There are better quality versions of this song but they don't have this awesome video.

It's an interesting talk, I guess. Does the authenticity of a message suffer a little damage when the individual does something antithetical to it? Is it antithetical? Women love to say that cosmetic surgery is worth it (and no longer shallow or false) if it makes them feel better about themselves every day. But what part feels improved? Being viewed as "better" than old-you because your nose is 10% more narrow? That really feels better? Paying thousands of dollars to look more attractive to people with idiotic sensibilities? If that's where your head is at, then it shouldn't be very hard to toss out a fishing line for an equally fucked up male companion, without the surgery. But I can't really fight girls who say a little heinous bone-sanding brought them some peace of mind, because it probably did, but only because EVERYTHING IS RETARDED.

The Lunachicks are still painful-offensive-amazing authentic. If you don't like it, you can, yanno. Suck it.

Thursday, October 27, 2011

These usually work out well

New moon in scorpius! I have pared my life back almost extremely. Like a fingernail cut short enough to protest, but not pain.

Usually I do this because I'm pissed off, but this time it's because I'm all business. For the first time in my life, I spend more time working than playing. And I recall Stephen Fry quoting Noel Coward when he says that, sometimes, "Work is more fun than fun."


Check it out, jerk. It's the newest new moon that the world has ever had. You can't see it because it's black on black, but it's still there.

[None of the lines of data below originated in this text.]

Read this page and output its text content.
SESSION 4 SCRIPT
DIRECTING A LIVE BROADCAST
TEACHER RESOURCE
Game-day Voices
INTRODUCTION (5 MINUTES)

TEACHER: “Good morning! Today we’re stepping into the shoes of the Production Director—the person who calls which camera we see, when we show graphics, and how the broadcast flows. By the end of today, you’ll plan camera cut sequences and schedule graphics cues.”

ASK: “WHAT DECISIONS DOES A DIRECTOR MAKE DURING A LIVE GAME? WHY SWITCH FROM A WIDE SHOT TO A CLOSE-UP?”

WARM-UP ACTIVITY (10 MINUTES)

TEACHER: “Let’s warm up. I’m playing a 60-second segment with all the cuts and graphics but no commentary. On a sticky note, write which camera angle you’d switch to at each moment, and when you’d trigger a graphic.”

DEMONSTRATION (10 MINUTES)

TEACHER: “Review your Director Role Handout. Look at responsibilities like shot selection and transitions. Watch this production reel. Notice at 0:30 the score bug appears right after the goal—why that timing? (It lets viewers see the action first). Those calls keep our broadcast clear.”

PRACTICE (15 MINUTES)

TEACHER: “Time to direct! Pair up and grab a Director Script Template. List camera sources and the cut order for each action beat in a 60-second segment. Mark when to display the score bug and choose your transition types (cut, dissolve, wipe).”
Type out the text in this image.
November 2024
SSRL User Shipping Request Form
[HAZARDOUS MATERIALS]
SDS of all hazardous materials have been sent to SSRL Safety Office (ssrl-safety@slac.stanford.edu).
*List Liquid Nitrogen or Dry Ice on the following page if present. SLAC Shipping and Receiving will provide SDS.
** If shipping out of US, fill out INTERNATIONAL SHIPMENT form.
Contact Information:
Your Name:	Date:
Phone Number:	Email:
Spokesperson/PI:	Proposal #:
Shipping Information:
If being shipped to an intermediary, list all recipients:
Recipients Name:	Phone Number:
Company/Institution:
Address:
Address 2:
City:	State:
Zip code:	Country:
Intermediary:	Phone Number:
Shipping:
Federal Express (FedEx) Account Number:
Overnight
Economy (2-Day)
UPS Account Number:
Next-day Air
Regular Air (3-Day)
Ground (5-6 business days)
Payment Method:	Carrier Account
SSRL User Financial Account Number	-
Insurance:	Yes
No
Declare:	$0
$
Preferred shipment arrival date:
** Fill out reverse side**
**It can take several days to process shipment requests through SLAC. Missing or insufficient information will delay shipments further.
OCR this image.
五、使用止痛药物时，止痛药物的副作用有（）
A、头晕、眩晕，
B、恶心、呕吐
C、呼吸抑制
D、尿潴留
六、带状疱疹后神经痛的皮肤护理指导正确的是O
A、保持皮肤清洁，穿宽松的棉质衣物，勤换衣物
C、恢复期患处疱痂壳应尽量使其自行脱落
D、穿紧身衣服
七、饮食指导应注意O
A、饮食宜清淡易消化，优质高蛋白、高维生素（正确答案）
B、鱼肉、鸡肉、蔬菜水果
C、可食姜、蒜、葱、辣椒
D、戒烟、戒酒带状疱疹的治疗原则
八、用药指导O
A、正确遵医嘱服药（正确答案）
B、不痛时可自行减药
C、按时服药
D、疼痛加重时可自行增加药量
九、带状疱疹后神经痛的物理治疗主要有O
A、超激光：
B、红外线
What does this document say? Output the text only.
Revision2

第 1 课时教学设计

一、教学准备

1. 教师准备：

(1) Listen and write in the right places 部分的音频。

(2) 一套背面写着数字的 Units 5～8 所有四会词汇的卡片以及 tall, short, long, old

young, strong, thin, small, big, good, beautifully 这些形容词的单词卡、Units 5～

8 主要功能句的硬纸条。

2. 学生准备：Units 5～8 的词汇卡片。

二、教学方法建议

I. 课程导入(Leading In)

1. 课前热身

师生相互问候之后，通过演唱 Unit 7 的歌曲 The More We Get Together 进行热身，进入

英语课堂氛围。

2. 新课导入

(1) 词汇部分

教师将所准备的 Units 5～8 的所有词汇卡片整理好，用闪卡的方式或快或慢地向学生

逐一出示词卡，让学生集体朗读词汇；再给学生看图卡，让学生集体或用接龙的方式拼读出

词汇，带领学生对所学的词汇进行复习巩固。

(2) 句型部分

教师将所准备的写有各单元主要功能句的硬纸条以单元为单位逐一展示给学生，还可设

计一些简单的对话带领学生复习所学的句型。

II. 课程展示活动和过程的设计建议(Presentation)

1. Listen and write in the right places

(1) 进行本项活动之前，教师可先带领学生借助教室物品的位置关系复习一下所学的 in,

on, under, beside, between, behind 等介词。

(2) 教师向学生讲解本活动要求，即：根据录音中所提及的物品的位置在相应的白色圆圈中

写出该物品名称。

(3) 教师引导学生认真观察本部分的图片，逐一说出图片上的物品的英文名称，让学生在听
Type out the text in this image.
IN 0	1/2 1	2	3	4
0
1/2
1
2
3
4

Saturday, October 22, 2011

Favorite piece

at PAM.


Ghostly Josephine Jessup. Or, The White Rose by Chase.

I visited with my Gram, who pulled me over to a 16th century jewel-encrusted altar, the kind the very religious would have traveled with. There was a small engraving of The Last Supper in the middle of it, and she stabbed at it with her index finger.

Her: Whose head is rested on Jesus' shoulder?!
Me: (quiet)
Her: Mary Magdalene!!! See! (stab) They were married!